Kentucky did cut it to a two-point difference with 4:31 to go. Then UCLA turned off the water and it was goodnight. Kentucky never scored again. UCLA was tougher, more confident. It won by 10 points and deserved that double-digit margin. Kentucky is lost offensively and still doesn't have lineup answers nearly a third of the way into the season. With this much veteran presence, that's a red flag. Jacob Toppin is not the breakout player that was promised. CJ Frederick, the 3-point shooter this team needs, scored zero points in six minutes. Antonio Reeves floated in and out of the flow of the game all evening. 

The offense needs a jolt, and against physical teams with size and experience, Calipari is still searching for answers.

"We have good shooters," Calipari said. "We're one of the better 3-point shooting teams, and we missed."

Not entirely true. In fact, the good shooting might be some fools' gold to this point. Against the four high-major teams Kentucky has faced this season, it's gone 1-3 and only scored better than 1.0 points per possession in one of those games, its 73-69 win over Michigan. On Saturday, it was a rotten 0.79 PPP. From 3-point range against Michigan State, Michigan, Gonzaga and UCLA, Kentucky shot a combined 29.1% (25 for 86.) 

There's a stagnancy. There's a predictable halt of motion late in games. It seems like good teams are able to figure Kentucky out, and without a dynamic alpha scorer on the roster, it puts a ceiling on Kentucky's creativity. I didn't expect this; in early November, I picked the Wildcats to win the national title. There's little to suggest that's possible with this team.

"We're not a bad free-throw shooting team. We were today," Calpari said.

Objectively not true at this point. With a 10-game sample size, Kentucky ranks 304th nationally on a 66.3% success rate from the foul line. 
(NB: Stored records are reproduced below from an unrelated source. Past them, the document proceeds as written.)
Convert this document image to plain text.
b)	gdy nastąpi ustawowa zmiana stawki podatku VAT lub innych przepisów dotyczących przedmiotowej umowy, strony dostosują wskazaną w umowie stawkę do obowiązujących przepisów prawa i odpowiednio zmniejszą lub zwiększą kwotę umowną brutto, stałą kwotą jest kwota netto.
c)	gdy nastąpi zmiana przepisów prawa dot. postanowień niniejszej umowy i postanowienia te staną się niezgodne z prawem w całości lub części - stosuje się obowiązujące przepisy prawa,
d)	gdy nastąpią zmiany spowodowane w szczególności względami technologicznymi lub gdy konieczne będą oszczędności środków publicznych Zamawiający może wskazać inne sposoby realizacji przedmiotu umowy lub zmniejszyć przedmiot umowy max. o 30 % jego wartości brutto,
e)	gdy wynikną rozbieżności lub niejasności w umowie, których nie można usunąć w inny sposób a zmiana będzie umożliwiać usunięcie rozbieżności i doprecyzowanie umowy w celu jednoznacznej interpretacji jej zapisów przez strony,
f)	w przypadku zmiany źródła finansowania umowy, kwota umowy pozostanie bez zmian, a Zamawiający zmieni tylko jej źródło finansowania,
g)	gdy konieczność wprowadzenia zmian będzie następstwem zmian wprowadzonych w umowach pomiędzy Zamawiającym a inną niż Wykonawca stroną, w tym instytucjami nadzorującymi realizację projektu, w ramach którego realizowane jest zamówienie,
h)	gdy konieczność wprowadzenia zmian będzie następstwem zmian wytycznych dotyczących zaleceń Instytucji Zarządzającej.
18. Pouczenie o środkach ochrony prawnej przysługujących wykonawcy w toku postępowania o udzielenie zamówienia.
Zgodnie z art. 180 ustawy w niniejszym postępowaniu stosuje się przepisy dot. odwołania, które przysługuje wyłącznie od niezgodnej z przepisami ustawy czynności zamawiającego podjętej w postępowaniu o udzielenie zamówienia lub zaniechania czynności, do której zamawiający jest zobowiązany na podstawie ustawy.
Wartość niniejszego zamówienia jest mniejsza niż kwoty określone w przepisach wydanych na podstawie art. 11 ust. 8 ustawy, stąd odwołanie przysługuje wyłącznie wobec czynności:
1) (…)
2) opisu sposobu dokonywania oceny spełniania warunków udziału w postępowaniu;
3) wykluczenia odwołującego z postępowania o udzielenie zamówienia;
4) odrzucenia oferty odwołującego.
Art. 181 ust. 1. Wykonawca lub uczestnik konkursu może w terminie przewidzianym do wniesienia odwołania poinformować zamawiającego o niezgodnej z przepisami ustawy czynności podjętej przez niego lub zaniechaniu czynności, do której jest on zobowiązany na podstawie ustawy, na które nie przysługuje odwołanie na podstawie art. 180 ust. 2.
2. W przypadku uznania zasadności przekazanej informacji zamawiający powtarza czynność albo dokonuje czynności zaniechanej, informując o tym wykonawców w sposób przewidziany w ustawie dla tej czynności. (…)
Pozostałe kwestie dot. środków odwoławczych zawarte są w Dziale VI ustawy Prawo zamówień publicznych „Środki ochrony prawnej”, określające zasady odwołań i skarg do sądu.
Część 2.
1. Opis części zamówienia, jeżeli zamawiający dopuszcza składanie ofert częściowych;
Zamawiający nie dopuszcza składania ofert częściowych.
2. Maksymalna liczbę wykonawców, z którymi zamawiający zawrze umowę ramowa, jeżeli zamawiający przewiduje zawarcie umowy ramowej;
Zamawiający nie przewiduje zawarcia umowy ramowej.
"That stuff is contagious," Calipari said. "When you watch one guy miss and the next guy misses and you get up and it's in your mind, that's part of it." 

I'm not here to declare Kentucky's season is over. If anything, it hasn't really begun. UK can't get out of third gear against good teams most of the time. Calipari's had projects over the years that have taken two months or more to figure out, but that wasn't supposed to be the way with this team, which isn't reliant on a heavy subset of freshmen. Instead, Kentucky looks a long way from the preseason top-five team it was billed to be. When's that team going to show up? Calipari might claim to have that answer, but even if so, it would be hard to believe him at this point.